Bordeaux cumule trois sources de risque : le débordement de la Garonne et de la Dordogne (qui se rejoignent juste en aval, au Bec d’Ambès), l’influence de la marée jusqu’à la ville (la mer remonte le fleuve), et l’imperméabilisation urbaine qui aggrave le ruissellement. Quand ces facteurs se combinent, comme en décembre 1981, une simple crue moyenne devient submersion.

Quels quartiers de Bordeaux sont en zone inondable ?

Les quartiers les plus exposés sont les quais centre, le secteur de la gare Saint-Jean, Bacalan, La Bastide rive droite, ainsi que Bègles, Cenon et Lormont dans la métropole. Côté estuaire, Blanquefort, Parempuyre, Macau et Ambès cumulent risque fluvial et risque de submersion marine. Le zonage précis figure sur le PPRI 2022 de l’agglomération bordelaise.

Qu’est-ce que le PPRI et où le consulter ?

Le Plan de Prévention des Risques d’Inondation est un document réglementaire qui cartographie les zones inondables et fixe les règles d’urbanisme applicables. Pour Bordeaux Métropole, la version en vigueur date de 2022 et comprend huit zones (grenat, rouge, byzantin, bleu). Il est consultable sur le portail Pigma de la région Nouvelle-Aquitaine et sur le site de la préfecture de la Gironde.

Une crue comme celle de 1875 peut-elle se reproduire aujourd’hui ?

Hydrologiquement oui, le scénario reste possible. Les ingénieurs estiment toutefois qu’une crue de cette ampleur ferait beaucoup moins de victimes humaines grâce à Vigicrues, aux Plans Communaux de Sauvegarde et aux protocoles d’évacuation. Les dégâts matériels resteraient en revanche considérables, en particulier dans les zones urbanisées qui n’existaient pas en 1875.

Comment savoir si un logement à Bordeaux est en zone inondable avant d’acheter ?

L’État des Risques et Pollutions (ERP) est obligatoire dans tout dossier de vente ou de location et indique le classement PPRI du bien. Vous pouvez aussi consulter directement le zonage en ligne sur Pigma ou auprès du service urbanisme de la commune.

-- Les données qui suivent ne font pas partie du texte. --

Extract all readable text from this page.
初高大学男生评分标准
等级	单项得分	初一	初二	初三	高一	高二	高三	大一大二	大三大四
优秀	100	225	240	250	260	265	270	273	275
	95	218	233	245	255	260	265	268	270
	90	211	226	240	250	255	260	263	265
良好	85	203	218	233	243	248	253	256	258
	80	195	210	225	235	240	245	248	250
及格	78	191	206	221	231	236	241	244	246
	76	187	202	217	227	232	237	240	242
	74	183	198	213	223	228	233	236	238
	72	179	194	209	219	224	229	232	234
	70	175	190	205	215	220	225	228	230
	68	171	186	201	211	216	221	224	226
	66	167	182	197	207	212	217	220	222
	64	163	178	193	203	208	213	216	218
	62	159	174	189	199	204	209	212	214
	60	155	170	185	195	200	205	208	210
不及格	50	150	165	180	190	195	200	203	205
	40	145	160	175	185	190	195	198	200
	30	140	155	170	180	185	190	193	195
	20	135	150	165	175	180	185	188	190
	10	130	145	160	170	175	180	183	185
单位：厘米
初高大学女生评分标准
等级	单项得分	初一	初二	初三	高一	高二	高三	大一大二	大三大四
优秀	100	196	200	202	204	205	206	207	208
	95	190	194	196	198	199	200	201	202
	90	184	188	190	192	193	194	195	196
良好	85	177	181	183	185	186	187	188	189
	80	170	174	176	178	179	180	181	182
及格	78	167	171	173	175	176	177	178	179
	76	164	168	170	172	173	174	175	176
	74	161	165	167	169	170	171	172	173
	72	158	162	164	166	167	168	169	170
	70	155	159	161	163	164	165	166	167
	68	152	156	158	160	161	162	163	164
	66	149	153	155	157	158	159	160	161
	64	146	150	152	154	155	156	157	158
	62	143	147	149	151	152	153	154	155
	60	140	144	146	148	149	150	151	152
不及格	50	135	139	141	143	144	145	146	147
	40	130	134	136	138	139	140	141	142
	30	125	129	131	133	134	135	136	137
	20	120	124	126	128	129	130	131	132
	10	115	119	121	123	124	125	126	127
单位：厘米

Un diagnostic complémentaire par un bureau d’étude peut être utile pour les biens situés en zone bleue ou byzantine, où les marges d’interprétation existent.

Quand a eu lieu la dernière grande crue à Bordeaux ?

L’événement le plus récent est la crue de février 2026, liée à la tempête Nils. La Garonne a atteint 5,04 mètrès le 19 février à 7h20, après 35 jours de pluie cumulée sur le bassin versant. Avant cela, la crue de février 2021 avait fermé les quais à la circulation et amplifié le mascaret de manière inhabituelle.